The worst affected were Vegans, with 45 percent saying they suffer the most from vague or non-existent ingredients labeling when trying to find the right food. Analyzing how female consumers fair against males, the data revealed that a third of men (34 percent) made errors when there was no product labels whereas only a quarter of females (25 percent) made the same mistake.
While grocery shopping is a simple task for most, almost 30 percent of those surveyed find it daunting. The data found Americans aged between 25 and 44, who have some form of exclusion diet, struggle the most when shopping for foods online or at supermarkets. Additionally, the research revealed that vegans and vegetarians have the greatest challenge when it comes to food discovery, with 41 percent finding it difficult to match products to their preferences.
“With an increase of U.S. consumers adopting exclusion diets, whether due to an allergy or intolerance or simply just a lifestyle choice, there is a clear need to make food discovery much more inclusive," notes Markus Stripf, CEO and co-founder of Spoon Guru.

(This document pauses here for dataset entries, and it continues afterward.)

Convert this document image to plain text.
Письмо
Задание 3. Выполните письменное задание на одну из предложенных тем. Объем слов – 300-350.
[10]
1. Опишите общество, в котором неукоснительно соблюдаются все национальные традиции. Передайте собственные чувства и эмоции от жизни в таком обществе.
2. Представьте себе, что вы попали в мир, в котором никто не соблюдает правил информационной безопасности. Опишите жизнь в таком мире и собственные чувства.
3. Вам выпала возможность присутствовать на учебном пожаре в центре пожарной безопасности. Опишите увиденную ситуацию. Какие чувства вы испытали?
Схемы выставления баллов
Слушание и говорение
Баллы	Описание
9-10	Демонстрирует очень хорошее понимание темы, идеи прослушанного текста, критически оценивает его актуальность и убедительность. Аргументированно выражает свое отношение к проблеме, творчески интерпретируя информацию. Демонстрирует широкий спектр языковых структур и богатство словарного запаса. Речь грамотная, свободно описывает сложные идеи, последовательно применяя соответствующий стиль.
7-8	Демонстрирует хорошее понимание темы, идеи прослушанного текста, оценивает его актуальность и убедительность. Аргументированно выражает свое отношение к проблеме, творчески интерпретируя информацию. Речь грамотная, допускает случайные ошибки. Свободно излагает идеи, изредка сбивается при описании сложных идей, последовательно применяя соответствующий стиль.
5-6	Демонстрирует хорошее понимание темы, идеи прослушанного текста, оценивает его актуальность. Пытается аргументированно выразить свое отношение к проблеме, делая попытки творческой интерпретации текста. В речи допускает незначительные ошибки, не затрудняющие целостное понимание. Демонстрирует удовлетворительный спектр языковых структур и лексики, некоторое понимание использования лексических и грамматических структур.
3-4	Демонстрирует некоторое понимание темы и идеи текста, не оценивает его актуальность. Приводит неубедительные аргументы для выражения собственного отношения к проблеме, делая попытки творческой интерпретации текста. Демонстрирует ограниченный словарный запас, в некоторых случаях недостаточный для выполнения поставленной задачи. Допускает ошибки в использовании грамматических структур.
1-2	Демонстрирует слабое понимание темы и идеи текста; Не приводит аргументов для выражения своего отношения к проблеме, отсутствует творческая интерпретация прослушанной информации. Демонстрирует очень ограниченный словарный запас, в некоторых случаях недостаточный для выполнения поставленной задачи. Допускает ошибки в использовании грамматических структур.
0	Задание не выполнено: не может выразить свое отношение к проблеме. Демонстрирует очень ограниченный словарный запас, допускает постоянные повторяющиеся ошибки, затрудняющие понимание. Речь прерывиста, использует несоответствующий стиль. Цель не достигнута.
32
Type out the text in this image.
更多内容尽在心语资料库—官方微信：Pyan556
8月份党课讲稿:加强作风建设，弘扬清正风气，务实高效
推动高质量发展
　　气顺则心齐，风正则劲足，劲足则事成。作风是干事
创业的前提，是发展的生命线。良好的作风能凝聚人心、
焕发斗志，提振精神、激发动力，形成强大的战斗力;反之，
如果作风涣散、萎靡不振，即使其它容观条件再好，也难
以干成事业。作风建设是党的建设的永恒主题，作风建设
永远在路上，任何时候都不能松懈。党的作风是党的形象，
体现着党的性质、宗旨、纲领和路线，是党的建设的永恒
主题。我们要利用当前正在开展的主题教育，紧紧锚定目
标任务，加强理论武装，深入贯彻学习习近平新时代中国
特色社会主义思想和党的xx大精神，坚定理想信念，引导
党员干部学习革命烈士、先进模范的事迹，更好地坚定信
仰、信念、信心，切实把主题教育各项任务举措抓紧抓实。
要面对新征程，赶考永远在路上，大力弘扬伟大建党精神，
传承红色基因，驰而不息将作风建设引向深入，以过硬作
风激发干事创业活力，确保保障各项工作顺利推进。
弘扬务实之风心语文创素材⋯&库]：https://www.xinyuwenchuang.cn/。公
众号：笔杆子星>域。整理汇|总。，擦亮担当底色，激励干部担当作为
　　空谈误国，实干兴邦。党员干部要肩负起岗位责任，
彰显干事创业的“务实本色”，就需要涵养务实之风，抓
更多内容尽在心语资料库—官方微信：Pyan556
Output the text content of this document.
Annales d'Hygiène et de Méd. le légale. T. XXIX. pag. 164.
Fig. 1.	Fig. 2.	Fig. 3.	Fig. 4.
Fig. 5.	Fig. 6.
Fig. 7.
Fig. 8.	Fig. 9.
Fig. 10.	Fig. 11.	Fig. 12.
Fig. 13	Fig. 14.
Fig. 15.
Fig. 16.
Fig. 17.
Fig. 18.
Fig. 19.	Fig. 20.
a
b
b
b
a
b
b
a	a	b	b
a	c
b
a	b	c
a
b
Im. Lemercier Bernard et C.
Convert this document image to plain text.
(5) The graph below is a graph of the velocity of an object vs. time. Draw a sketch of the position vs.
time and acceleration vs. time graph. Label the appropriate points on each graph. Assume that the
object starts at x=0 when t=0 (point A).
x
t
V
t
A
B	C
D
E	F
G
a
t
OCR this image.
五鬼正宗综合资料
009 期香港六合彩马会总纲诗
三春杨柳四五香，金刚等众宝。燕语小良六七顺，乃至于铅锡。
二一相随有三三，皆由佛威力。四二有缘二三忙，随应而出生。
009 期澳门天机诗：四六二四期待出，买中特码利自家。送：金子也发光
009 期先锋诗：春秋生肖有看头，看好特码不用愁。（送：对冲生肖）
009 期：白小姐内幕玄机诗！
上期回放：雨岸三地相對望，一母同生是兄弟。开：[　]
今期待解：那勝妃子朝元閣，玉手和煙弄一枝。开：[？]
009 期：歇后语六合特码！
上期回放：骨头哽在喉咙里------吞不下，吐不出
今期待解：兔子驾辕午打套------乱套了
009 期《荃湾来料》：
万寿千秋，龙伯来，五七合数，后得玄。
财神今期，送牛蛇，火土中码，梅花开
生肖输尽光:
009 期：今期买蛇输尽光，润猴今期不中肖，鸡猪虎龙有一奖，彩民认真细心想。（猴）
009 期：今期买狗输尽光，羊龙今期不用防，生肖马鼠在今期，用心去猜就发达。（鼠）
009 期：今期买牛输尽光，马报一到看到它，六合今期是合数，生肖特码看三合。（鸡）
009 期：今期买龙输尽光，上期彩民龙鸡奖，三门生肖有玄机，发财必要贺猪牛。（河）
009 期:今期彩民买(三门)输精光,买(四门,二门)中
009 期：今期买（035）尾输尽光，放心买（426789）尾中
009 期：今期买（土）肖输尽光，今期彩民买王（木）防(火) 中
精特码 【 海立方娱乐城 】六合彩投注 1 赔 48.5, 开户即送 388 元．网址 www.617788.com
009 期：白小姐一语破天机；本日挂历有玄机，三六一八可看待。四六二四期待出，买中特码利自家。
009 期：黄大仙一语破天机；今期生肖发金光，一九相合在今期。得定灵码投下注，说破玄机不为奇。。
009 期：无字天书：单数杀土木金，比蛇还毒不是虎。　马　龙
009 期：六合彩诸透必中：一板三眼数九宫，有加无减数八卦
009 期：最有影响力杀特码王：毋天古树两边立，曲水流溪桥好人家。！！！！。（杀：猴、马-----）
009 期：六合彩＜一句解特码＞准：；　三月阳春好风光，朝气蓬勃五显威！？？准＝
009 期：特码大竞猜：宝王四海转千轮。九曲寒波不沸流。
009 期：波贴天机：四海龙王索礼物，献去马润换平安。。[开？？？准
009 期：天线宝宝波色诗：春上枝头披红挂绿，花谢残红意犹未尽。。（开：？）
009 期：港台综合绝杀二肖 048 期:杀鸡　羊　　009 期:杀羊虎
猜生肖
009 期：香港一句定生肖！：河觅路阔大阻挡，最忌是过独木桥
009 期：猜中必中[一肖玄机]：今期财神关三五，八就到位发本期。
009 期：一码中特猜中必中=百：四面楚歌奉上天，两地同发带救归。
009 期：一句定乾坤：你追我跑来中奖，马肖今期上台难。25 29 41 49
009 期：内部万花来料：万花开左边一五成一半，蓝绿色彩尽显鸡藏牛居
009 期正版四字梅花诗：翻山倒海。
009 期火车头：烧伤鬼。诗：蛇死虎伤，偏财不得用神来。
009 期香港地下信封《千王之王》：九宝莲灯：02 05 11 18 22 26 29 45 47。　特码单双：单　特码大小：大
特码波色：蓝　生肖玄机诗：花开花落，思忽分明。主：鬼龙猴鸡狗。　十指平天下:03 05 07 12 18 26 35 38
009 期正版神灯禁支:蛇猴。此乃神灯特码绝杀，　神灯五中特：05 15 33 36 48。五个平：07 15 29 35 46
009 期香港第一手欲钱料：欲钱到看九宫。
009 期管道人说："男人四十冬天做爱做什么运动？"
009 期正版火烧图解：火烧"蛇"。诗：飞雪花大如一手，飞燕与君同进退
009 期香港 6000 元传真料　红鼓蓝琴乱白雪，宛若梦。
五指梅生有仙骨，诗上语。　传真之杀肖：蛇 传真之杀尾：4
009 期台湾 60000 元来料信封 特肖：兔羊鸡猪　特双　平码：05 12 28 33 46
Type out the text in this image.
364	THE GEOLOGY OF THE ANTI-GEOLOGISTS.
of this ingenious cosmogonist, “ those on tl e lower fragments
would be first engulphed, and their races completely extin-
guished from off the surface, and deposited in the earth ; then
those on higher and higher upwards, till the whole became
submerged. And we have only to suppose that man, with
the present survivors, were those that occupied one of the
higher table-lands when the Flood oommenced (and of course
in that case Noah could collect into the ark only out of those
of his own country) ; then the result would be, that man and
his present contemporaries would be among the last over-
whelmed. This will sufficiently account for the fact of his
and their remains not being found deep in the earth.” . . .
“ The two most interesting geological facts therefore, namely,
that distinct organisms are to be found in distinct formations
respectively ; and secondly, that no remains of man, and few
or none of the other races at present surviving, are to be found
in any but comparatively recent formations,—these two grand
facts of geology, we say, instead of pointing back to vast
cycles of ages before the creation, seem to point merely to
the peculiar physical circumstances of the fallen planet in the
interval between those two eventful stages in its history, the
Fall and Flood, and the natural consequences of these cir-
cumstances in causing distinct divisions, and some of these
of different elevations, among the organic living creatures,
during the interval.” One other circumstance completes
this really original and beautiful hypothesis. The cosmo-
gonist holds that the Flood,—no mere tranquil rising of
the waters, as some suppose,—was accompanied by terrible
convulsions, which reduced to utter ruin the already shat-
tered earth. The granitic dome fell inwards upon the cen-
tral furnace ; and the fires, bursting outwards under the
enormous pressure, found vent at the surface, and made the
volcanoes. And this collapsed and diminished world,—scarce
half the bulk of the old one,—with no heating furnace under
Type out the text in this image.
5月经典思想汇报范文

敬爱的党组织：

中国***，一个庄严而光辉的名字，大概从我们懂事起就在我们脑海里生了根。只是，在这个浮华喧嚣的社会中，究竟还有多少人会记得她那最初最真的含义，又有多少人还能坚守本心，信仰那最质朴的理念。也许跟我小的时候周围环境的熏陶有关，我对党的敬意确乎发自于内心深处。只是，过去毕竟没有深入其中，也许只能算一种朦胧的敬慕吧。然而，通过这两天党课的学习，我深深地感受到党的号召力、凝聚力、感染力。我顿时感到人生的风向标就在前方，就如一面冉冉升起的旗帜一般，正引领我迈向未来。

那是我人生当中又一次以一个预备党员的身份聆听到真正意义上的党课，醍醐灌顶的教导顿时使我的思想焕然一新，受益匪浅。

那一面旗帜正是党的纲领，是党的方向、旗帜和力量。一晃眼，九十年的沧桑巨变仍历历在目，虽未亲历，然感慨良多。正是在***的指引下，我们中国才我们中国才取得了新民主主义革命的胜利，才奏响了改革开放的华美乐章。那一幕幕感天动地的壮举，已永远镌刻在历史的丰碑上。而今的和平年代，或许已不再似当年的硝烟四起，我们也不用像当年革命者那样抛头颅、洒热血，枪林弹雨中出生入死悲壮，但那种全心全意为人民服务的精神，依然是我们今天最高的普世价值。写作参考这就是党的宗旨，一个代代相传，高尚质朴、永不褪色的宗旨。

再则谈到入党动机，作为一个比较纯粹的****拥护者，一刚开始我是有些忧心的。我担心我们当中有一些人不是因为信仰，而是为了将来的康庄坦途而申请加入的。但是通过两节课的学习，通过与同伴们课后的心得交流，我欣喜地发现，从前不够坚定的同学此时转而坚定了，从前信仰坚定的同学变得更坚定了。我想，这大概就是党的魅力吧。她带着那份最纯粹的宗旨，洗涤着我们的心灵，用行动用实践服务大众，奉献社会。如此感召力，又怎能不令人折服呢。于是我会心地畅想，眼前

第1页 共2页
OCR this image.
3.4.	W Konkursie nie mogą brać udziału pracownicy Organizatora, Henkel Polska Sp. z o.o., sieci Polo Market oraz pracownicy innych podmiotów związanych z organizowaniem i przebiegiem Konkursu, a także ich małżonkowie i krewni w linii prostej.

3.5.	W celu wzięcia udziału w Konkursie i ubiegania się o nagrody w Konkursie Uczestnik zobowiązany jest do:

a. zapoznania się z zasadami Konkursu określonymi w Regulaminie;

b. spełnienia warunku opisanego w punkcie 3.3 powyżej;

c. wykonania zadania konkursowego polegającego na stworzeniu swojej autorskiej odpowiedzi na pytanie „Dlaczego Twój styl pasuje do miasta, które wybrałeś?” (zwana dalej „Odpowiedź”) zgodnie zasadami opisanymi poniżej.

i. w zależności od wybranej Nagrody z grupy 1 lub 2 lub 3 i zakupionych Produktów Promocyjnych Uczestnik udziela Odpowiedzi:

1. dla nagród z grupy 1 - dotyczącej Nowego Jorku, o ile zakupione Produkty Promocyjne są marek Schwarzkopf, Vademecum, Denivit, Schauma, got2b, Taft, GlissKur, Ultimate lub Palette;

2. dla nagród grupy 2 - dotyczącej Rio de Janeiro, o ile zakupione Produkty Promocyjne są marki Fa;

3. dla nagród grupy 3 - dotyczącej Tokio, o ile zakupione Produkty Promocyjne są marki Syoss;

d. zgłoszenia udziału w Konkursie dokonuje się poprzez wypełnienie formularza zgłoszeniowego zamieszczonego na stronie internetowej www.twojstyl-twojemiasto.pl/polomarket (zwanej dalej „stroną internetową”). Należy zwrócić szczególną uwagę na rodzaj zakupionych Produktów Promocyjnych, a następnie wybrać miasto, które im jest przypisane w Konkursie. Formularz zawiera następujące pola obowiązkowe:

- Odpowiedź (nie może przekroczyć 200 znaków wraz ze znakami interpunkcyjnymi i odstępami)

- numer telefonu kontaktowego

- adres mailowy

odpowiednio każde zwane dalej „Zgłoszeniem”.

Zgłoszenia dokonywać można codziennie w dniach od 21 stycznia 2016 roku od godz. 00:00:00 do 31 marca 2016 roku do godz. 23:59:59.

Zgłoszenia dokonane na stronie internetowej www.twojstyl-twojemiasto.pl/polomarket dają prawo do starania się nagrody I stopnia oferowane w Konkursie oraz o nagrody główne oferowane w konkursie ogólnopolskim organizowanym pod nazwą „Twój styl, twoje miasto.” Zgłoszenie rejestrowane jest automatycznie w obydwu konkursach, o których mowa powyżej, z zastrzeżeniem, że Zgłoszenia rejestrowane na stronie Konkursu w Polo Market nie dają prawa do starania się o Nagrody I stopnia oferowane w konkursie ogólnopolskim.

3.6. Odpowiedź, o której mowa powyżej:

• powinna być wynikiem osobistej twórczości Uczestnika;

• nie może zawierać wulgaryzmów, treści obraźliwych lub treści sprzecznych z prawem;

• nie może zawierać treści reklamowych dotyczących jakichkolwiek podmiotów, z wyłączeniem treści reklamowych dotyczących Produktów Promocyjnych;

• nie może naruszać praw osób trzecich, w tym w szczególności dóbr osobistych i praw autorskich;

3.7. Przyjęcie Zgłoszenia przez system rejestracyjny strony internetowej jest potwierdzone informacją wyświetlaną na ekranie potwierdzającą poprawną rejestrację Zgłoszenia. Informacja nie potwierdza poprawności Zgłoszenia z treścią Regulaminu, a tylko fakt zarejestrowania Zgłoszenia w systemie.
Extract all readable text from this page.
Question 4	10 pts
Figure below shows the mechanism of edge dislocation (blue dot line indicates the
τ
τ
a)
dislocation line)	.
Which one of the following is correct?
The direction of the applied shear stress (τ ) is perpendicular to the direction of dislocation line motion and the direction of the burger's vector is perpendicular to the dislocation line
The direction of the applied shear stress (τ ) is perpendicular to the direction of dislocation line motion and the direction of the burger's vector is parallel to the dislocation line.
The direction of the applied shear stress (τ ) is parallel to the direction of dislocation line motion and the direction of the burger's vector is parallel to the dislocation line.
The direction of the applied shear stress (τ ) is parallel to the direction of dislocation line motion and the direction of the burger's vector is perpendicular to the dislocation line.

“The study found there is overwhelming support (86 percent) for the idea that retailers should go above and beyond the current regulations to improve ingredient clarity, and the general feeling among U.S. consumers is for on-trade and off-trade retailers to take more accountability where food labeling is concerned,” he adds.
Also of note, Stripft says the data revealed that well over half of consumers (76 percent) believe that the use of technology will be a key enabler to solving the shortcomings surrounding food labeling transparency.
"While there are a lot of learnings and discussions to be had about how to make food discovery and shopping accessible, the great news is that more and more food businesses like restaurants and retailers are open to using smart technology as a platform to cater for people who have specific dietary requirements,” he concludes.